Insurers place coding regulations on mental and behavioral health claims to guarantee that the services are captured accurately and that reimbursement is paid suitably.
When coding for mental and behavioral health services, it’s vital to understand the differences in coding and the restrictions in a patient’s insurance plan. There is greater difficulty because of service variation not found in primary or specialty care.
Additionally, CPT codes can change over time as different rules and regulations are updated, unused codes are decommissioned, and new codes are created for new services.
Behavioral health billing can include the services of community social workers, behavioral specialists, or other experts, which adds another layer of complexity when coding.
Psychotherapy Coding
Psychotherapy billing can be very tangled because a patient’s needs can be intricate and unique. To code for their psychotherapy services properly, therapists must consider such factors as timing, testing, assessment, crisis codes, and other salient factors.
Substance Abuse Billing
Psychotherapy billing can be very tangled because a patient’s needs can be intricate and unique. To code for their psychotherapy services properly, therapists must consider such factors as timing, testing, assessment, crisis codes, and other salient factors.
Superbills
The dynamic nature of mental health practices often makes them incompatible for superbills for mental health services.
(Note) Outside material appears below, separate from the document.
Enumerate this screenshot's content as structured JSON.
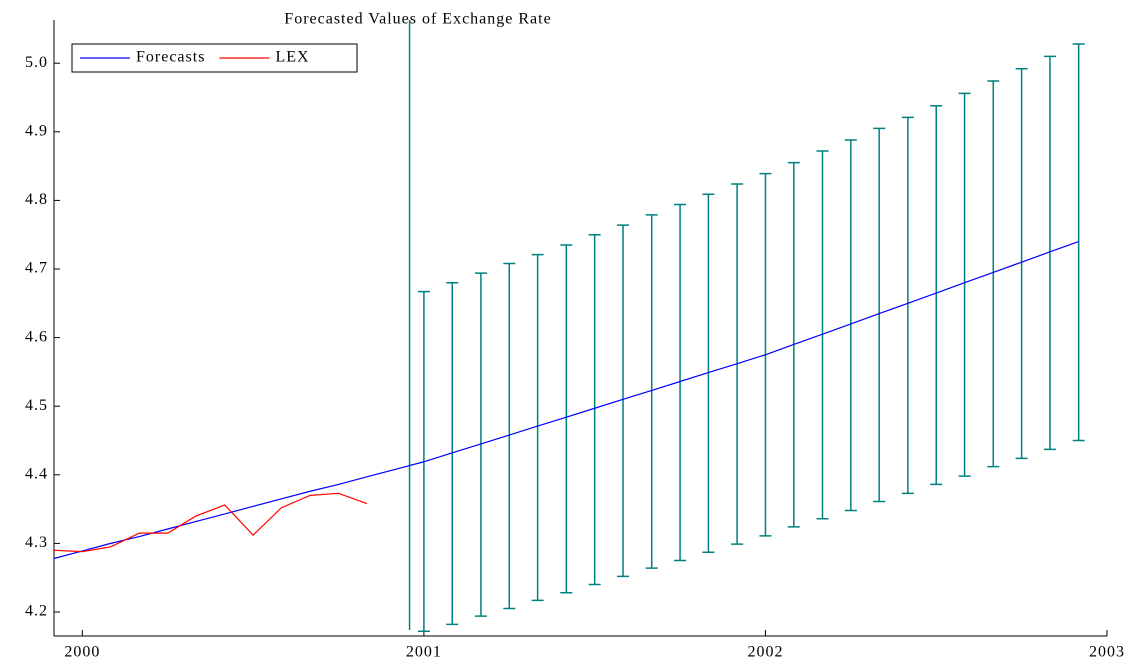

Mental health billing is typically a longer, more complicated process without superbills.
Telehealth
Since telehealth and its insurance policy coverage are constantly changing, behavioral health practices must keep current on policy updates to meet the latest patient needs.
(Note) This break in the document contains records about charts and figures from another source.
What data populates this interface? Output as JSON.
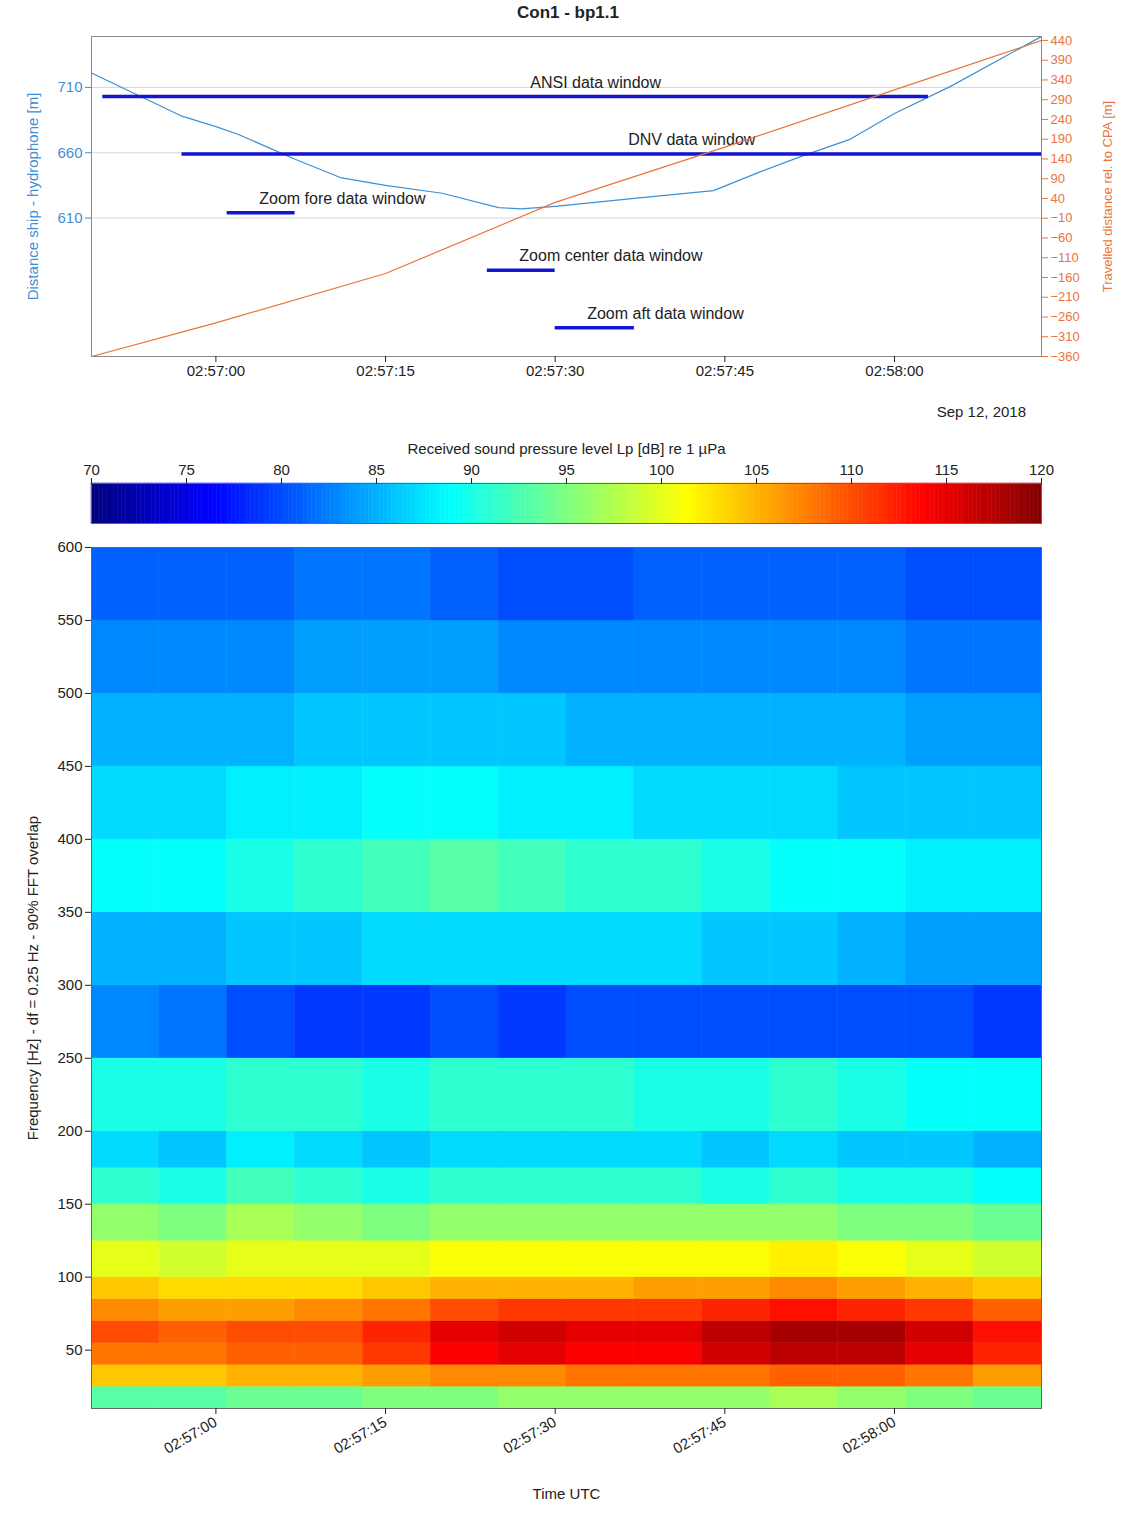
{
  "chart_data": [
    {
      "type": "line",
      "title": "Con1 - bp1.1",
      "date_label": "Sep 12, 2018",
      "xlim": [
        "02:56:49",
        "02:58:13"
      ],
      "xticks": [
        "02:57:00",
        "02:57:15",
        "02:57:30",
        "02:57:45",
        "02:58:00"
      ],
      "y_label": "Distance ship - hydrophone [m]",
      "ylim": [
        504,
        749
      ],
      "yticks": [
        610,
        660,
        710
      ],
      "y2_label": "Travelled distance rel. to CPA [m]",
      "y2lim": [
        -360,
        450
      ],
      "y2ticks": [
        440,
        390,
        340,
        290,
        240,
        190,
        140,
        90,
        40,
        -10,
        -60,
        -110,
        -160,
        -210,
        -260,
        -310,
        -360
      ],
      "grid": true,
      "series": [
        {
          "color": "#3f8fd2",
          "x": [
            "02:56:49",
            "02:56:57",
            "02:57:00",
            "02:57:02",
            "02:57:07",
            "02:57:11",
            "02:57:15",
            "02:57:20",
            "02:57:25",
            "02:57:27",
            "02:57:30",
            "02:57:37",
            "02:57:44",
            "02:57:48",
            "02:57:52",
            "02:57:56",
            "02:58:00",
            "02:58:05",
            "02:58:13"
          ],
          "values": [
            721,
            688,
            680,
            674,
            655,
            641,
            635,
            629,
            618,
            617,
            619,
            625,
            631,
            645,
            658,
            670,
            690,
            711,
            749
          ]
        },
        {
          "color": "#e8743b",
          "axis": "y2",
          "x": [
            "02:56:49",
            "02:57:00",
            "02:57:15",
            "02:57:30",
            "02:57:45",
            "02:58:00",
            "02:58:13"
          ],
          "values": [
            -360,
            -275,
            -150,
            30,
            170,
            315,
            440
          ]
        }
      ],
      "windows": [
        {
          "label": "ANSI data window",
          "start": "02:56:50",
          "end": "02:58:03",
          "level": 703,
          "color": "#1414d2"
        },
        {
          "label": "DNV data window",
          "start": "02:56:57",
          "end": "02:58:13",
          "level": 659,
          "color": "#1414d2"
        },
        {
          "label": "Zoom fore data window",
          "start": "02:57:01",
          "end": "02:57:07",
          "level": 614,
          "color": "#1414d2"
        },
        {
          "label": "Zoom center data window",
          "start": "02:57:24",
          "end": "02:57:30",
          "level": 570,
          "color": "#1414d2"
        },
        {
          "label": "Zoom aft data window",
          "start": "02:57:30",
          "end": "02:57:37",
          "level": 526,
          "color": "#1414d2"
        }
      ]
    },
    {
      "type": "heatmap",
      "x_label": "Time UTC",
      "y_label": "Frequency [Hz] - df = 0.25 Hz - 90% FFT overlap",
      "xlim": [
        "02:56:49",
        "02:58:13"
      ],
      "xticks": [
        "02:57:00",
        "02:57:15",
        "02:57:30",
        "02:57:45",
        "02:58:00"
      ],
      "ylim": [
        10,
        600
      ],
      "yticks": [
        50,
        100,
        150,
        200,
        250,
        300,
        350,
        400,
        450,
        500,
        550,
        600
      ],
      "x_edges": [
        "02:56:49",
        "02:56:55",
        "02:57:01",
        "02:57:07",
        "02:57:13",
        "02:57:19",
        "02:57:25",
        "02:57:31",
        "02:57:37",
        "02:57:43",
        "02:57:49",
        "02:57:55",
        "02:58:01",
        "02:58:07",
        "02:58:13"
      ],
      "y_edges": [
        10,
        25,
        40,
        55,
        70,
        85,
        100,
        125,
        150,
        175,
        200,
        250,
        300,
        350,
        400,
        450,
        500,
        550,
        600
      ],
      "cells": [
        [
          93,
          93,
          94,
          94,
          95,
          95,
          96,
          96,
          96,
          96,
          97,
          96,
          95,
          94
        ],
        [
          104,
          104,
          105,
          105,
          106,
          107,
          107,
          108,
          108,
          108,
          109,
          109,
          108,
          106
        ],
        [
          108,
          108,
          109,
          109,
          111,
          114,
          115,
          114,
          114,
          116,
          117,
          117,
          115,
          112
        ],
        [
          110,
          109,
          110,
          110,
          112,
          115,
          116,
          115,
          115,
          117,
          118,
          118,
          116,
          113
        ],
        [
          107,
          106,
          106,
          107,
          108,
          110,
          111,
          111,
          111,
          112,
          113,
          112,
          111,
          109
        ],
        [
          104,
          103,
          103,
          103,
          104,
          105,
          105,
          105,
          106,
          106,
          107,
          106,
          105,
          104
        ],
        [
          100,
          99,
          100,
          100,
          100,
          101,
          101,
          101,
          101,
          101,
          102,
          101,
          100,
          99
        ],
        [
          96,
          95,
          97,
          96,
          95,
          96,
          96,
          96,
          96,
          96,
          96,
          95,
          95,
          94
        ],
        [
          91,
          90,
          92,
          91,
          90,
          91,
          91,
          91,
          91,
          90,
          91,
          90,
          90,
          89
        ],
        [
          87,
          86,
          88,
          87,
          86,
          87,
          87,
          87,
          87,
          86,
          87,
          86,
          86,
          85
        ],
        [
          90,
          90,
          91,
          91,
          90,
          91,
          91,
          91,
          90,
          90,
          91,
          90,
          89,
          89
        ],
        [
          83,
          82,
          80,
          79,
          79,
          80,
          79,
          80,
          80,
          80,
          80,
          80,
          80,
          79
        ],
        [
          85,
          85,
          86,
          86,
          87,
          87,
          87,
          87,
          87,
          86,
          86,
          85,
          84,
          84
        ],
        [
          89,
          89,
          90,
          91,
          92,
          93,
          92,
          91,
          91,
          90,
          89,
          89,
          88,
          88
        ],
        [
          87,
          87,
          88,
          88,
          89,
          89,
          88,
          88,
          87,
          87,
          87,
          86,
          86,
          86
        ],
        [
          85,
          85,
          85,
          86,
          86,
          86,
          86,
          85,
          85,
          85,
          85,
          85,
          84,
          84
        ],
        [
          83,
          83,
          83,
          84,
          84,
          84,
          83,
          83,
          83,
          83,
          83,
          83,
          82,
          82
        ],
        [
          81,
          81,
          81,
          82,
          82,
          81,
          80,
          80,
          81,
          81,
          81,
          81,
          80,
          80
        ]
      ],
      "colorbar": {
        "label": "Received sound pressure level Lp [dB] re 1 µPa",
        "range": [
          70,
          120
        ],
        "ticks": [
          70,
          75,
          80,
          85,
          90,
          95,
          100,
          105,
          110,
          115,
          120
        ]
      }
    }
  ]
}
Some Solutions to These Problems
To confirm insurance eligibility and understand the full picture of a patient’s benefits, you must gather all information necessary to assemble a strategic plan for paying a patient’s care.
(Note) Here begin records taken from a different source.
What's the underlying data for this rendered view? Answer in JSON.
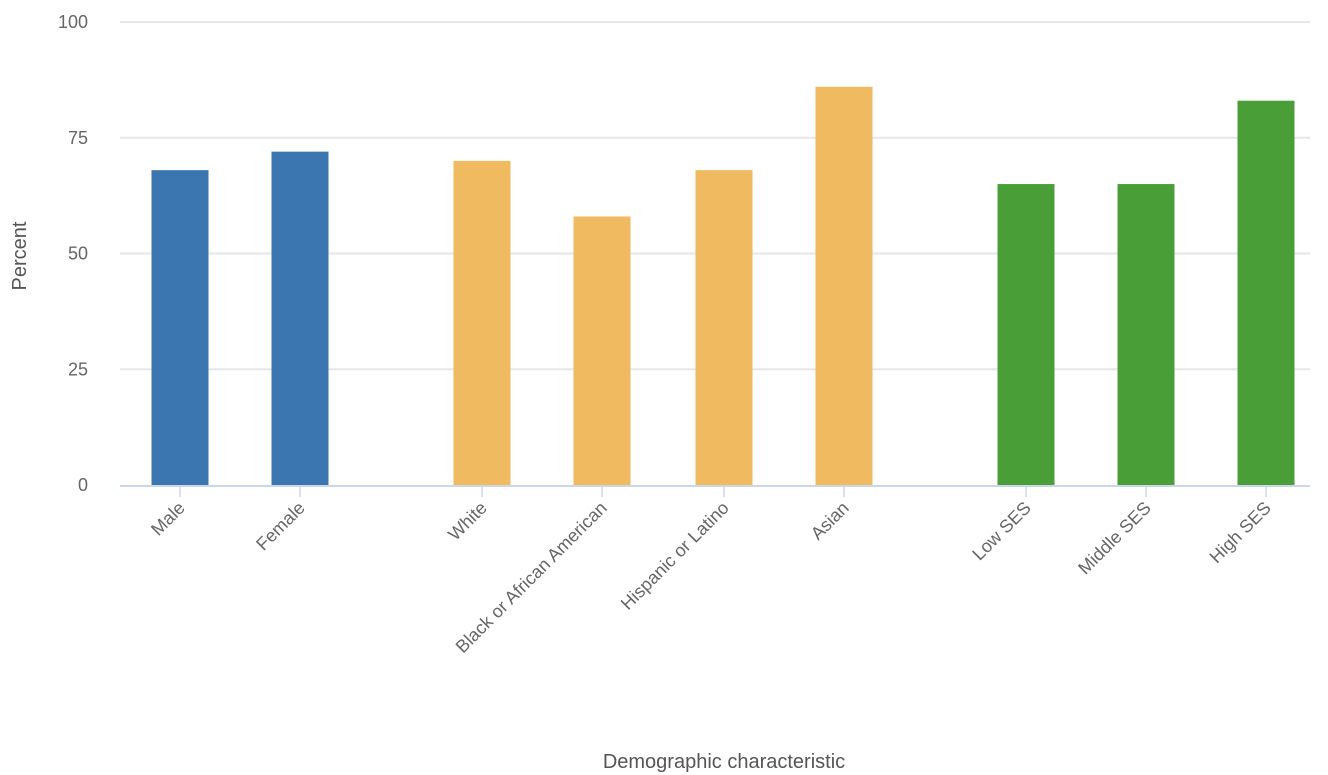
{
  "chart_data": {
    "type": "bar",
    "title": "",
    "xlabel": "Demographic characteristic",
    "ylabel": "Percent",
    "ylim": [
      0,
      100
    ],
    "yticks": [
      0,
      25,
      50,
      75,
      100
    ],
    "grid": true,
    "categories": [
      "Male",
      "Female",
      "White",
      "Black or African American",
      "Hispanic or Latino",
      "Asian",
      "Low SES",
      "Middle SES",
      "High SES"
    ],
    "values": [
      68,
      72,
      70,
      58,
      68,
      86,
      65,
      65,
      83
    ],
    "groups": [
      {
        "members": [
          "Male",
          "Female"
        ],
        "color": "#3b76b0"
      },
      {
        "members": [
          "White",
          "Black or African American",
          "Hispanic or Latino",
          "Asian"
        ],
        "color": "#f0ba60"
      },
      {
        "members": [
          "Low SES",
          "Middle SES",
          "High SES"
        ],
        "color": "#4a9e38"
      }
    ],
    "colors": {
      "grid": "#e6e6e6",
      "axis": "#ccd6eb",
      "tick_text": "#666666",
      "title_text": "#555555"
    }
  }
}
Here are few tips for streamlined behavioral health billing services:
Pre-authorization to Prevent Wasting Time
Whenever your in-house team works with a new client, pre-authorization is required. This is often mandatory when it comes to the first sessions of the behavioral health system.
Updating Patient Information
It’s very crucial to keep a track of accurate and up-to-date information regarding patients. To make accurate claims, even the smallest detail must be completely correct. If a patient’s marital status or address changes, you must change the details immediately, or the claim will be denied.
Filing Claims in a Timely Manner
You must submit claims in time and within a certain time period. Consequently, create a streamlined schedule to have smooth and transparent timely claims filing.
What Are the Advantages of Outsourcing Behavioral Health Billing?
Because most mental health practitioners lack a dedicated employee to focus exclusively on mental health billing, they often manage both patient care and billing themselves. A third-party provider can eliminate the administrative responsibilities associated with behavioral health billing. Using a specialized provider also helps to eliminate staff mistakes.
Other advantages of outsourcing behavioral health billing include:
- Greater productivity: Because mental health specialists aren’t required to use the many PCP-specific codes, they don’t need these codes to slow them down while billing. By outsourcing medical billing, you can reduce tedious tasks and enhance your productivity.
- Better patient management: If patients are dissatisfied with every office visit or phone call, or if they’re unable to visit because of financial difficulties, it can be difficult to engage them. But medical billing companies are well versed in handling these situations to maintain an effective patient management system.